Но сколько времени можно скрываться от недреманного ока государства? Двадцать, тридцать, пятьдесят лет.
А потом? Потом твой сын или внук, понятия не имеющий, чей этот череп, не отягощенный связанными с ним милыми воспоминаниями, швырнет его в мусоропровод. Пусть, мол, теперь об этом болит голова у Генерального мусорщика.
Как я посмотрю, это был человек бесконечного остроумия, неистощимый на выдумки. А теперь это само отвращение и тошнотой подступает к горлу. Здесь должны были двигаться губы, которые я целовал не знаю сколько раз. Где теперь твои каламбуры, твои смешные выходки, твои куплеты? Где заразительное веселье, охватывавшее всех за столом? Ничего в запасе, чтобы позубоскалить над собственной беззубостью? Полное расслабление? Ну-ка, ступай в будуар великосветской женщины и скажи ей, какою она сделается когда-нибудь, несмотря на румяна в дюйм толщиною. Попробуй рассмешить ее этим предсказанием, мой бедный Йорик!
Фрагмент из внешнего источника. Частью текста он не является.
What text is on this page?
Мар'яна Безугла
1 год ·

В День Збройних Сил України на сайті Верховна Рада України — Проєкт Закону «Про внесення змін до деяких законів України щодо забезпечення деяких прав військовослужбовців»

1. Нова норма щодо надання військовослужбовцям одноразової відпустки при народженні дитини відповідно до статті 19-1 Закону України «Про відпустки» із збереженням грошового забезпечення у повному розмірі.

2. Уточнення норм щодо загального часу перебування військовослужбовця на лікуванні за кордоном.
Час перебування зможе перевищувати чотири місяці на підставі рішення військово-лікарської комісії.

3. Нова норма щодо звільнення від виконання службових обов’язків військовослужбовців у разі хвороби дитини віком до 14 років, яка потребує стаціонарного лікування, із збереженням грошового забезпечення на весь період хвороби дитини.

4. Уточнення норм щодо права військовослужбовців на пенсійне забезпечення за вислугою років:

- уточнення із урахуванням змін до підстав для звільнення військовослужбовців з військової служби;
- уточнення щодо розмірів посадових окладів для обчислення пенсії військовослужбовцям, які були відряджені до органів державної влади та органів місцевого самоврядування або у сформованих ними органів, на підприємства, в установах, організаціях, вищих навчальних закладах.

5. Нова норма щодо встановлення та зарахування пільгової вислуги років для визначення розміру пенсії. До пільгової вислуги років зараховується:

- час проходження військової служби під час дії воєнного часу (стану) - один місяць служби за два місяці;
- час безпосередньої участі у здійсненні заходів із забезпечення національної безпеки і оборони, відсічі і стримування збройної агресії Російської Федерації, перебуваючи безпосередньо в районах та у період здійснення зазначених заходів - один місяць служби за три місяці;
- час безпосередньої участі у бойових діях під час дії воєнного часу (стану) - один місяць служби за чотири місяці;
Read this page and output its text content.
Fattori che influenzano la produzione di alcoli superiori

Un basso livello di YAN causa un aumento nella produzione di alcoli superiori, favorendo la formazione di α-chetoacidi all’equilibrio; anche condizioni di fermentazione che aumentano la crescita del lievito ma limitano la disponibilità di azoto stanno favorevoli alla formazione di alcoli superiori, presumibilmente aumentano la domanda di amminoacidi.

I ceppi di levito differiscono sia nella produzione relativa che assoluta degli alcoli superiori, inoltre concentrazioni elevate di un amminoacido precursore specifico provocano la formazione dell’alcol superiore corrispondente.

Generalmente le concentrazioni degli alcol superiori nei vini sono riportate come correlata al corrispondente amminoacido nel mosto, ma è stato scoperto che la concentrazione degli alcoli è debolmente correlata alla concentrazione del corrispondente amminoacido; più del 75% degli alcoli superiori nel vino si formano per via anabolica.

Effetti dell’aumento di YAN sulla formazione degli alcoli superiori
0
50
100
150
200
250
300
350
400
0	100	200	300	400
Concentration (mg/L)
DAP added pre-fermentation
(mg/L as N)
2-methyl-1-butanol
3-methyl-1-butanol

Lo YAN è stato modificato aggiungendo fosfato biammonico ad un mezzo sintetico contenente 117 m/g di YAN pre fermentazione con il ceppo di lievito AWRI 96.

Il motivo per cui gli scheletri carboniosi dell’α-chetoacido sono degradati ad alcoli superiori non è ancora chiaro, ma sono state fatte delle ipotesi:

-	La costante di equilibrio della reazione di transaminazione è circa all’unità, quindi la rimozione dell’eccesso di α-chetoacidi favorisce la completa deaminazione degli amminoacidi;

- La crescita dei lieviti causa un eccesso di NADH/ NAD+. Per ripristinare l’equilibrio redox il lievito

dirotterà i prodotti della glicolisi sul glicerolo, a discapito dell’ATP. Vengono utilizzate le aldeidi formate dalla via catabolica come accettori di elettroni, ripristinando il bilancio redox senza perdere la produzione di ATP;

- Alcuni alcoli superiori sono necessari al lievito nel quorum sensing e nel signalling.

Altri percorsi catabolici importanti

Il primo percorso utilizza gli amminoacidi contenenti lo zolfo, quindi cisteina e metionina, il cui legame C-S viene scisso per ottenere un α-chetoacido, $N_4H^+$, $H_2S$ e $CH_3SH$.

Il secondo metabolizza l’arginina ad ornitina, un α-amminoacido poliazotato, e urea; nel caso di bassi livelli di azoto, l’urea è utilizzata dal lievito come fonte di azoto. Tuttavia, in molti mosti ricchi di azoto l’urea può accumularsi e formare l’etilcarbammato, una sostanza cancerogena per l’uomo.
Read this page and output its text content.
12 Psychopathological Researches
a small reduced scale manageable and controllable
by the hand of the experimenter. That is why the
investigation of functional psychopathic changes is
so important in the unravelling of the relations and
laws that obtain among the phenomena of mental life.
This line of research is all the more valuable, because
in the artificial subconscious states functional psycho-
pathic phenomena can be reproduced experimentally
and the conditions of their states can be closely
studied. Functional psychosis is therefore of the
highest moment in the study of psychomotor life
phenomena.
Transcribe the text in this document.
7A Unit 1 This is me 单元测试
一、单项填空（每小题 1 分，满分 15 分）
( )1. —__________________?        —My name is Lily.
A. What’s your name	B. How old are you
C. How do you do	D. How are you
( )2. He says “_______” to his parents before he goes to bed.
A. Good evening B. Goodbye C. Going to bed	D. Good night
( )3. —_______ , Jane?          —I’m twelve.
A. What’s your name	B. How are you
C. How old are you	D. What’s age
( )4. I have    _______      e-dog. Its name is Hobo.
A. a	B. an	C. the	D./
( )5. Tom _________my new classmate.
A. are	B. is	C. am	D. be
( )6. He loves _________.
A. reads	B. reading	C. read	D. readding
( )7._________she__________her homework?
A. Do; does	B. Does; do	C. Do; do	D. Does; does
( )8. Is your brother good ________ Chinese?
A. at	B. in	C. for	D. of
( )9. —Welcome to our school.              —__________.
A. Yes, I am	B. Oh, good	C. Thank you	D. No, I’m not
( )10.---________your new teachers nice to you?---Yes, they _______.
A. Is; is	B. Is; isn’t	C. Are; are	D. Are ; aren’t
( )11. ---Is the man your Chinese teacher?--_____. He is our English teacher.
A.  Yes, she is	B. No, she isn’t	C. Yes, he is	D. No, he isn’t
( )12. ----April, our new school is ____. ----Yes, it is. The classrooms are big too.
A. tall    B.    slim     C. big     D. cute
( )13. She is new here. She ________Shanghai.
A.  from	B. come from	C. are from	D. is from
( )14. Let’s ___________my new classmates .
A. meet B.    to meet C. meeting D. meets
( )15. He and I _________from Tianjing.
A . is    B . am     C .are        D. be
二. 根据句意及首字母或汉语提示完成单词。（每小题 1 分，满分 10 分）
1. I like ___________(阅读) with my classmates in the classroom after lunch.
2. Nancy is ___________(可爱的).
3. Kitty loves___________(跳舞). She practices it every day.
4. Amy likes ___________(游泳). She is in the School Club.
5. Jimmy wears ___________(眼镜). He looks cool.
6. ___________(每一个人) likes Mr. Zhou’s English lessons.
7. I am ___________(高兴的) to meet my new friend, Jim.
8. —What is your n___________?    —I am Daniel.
— Да ты, никак, разговариваешь с черепом? — слышу я голос и оборачиваюсь. Передо мной человек лег пятидесяти, старомодно одетый, с галстуком-бабочкой из красной ткани с искоркой.
— Просто размышления вслух, — отвечаю.
— Но я слышал, как ты назвал его Йориком, мой мальчик!
— Йориком? Что с того… Надо же было как-то его назвать.
Странный человек, похож на помешанного. Видно, в районе Дарлингтонской свалки бродят помешанные на любой вкус: принцессы в венках, небритые бродяги с сигарой в зубах…
— Но почему именно Йориком? — не отстает назойливый тип, и мне нестерпимо хочется послать его подальше, ругательство так вертится у меня на кончике языка, оно созрело и готово вот-вот сорваться, но… не срывается, что-то мешает мне, смущает: невесть почему, мне становится ясно, что обидеть его я не в силах.
Человек как человек, ну, может, психованный чуточку больше обычного, однако что-то мне мешает прямо так и заявить ему об этом…
Вдвоем, плечом к плечу, шагаем мы с ним среди гигантских пирамид отбросов, которые ежеминутно извергает двадцать второй век из тысяч анусов. Порывы ветра гонят за нашими спинами густые облака зловоний, несут куда-то тряпки, пепел, пестрые этикетки, листья и пух. Мы шагаем вдвоем среди вселенского смрада, вдыхаем отвратительные миазмы свалки, заставляющие меня уверовать, что планета — это сплошная клоака, отравляющая собственную атмосферу, что и недра земли, и небо, и мироздание содержат одну лишь пакость, что она заливает вокруг все пространство, течет по лицу мерзкими струйками, змейками, ползущими мимо рта, спускающимися по шее и груди, проникающими через кожу, чтобы добраться до сердца, и вдруг спутник мой берет меня под руку и внезапно задает вопрос:
— Тебе известно, что такое театр, мой мальчик?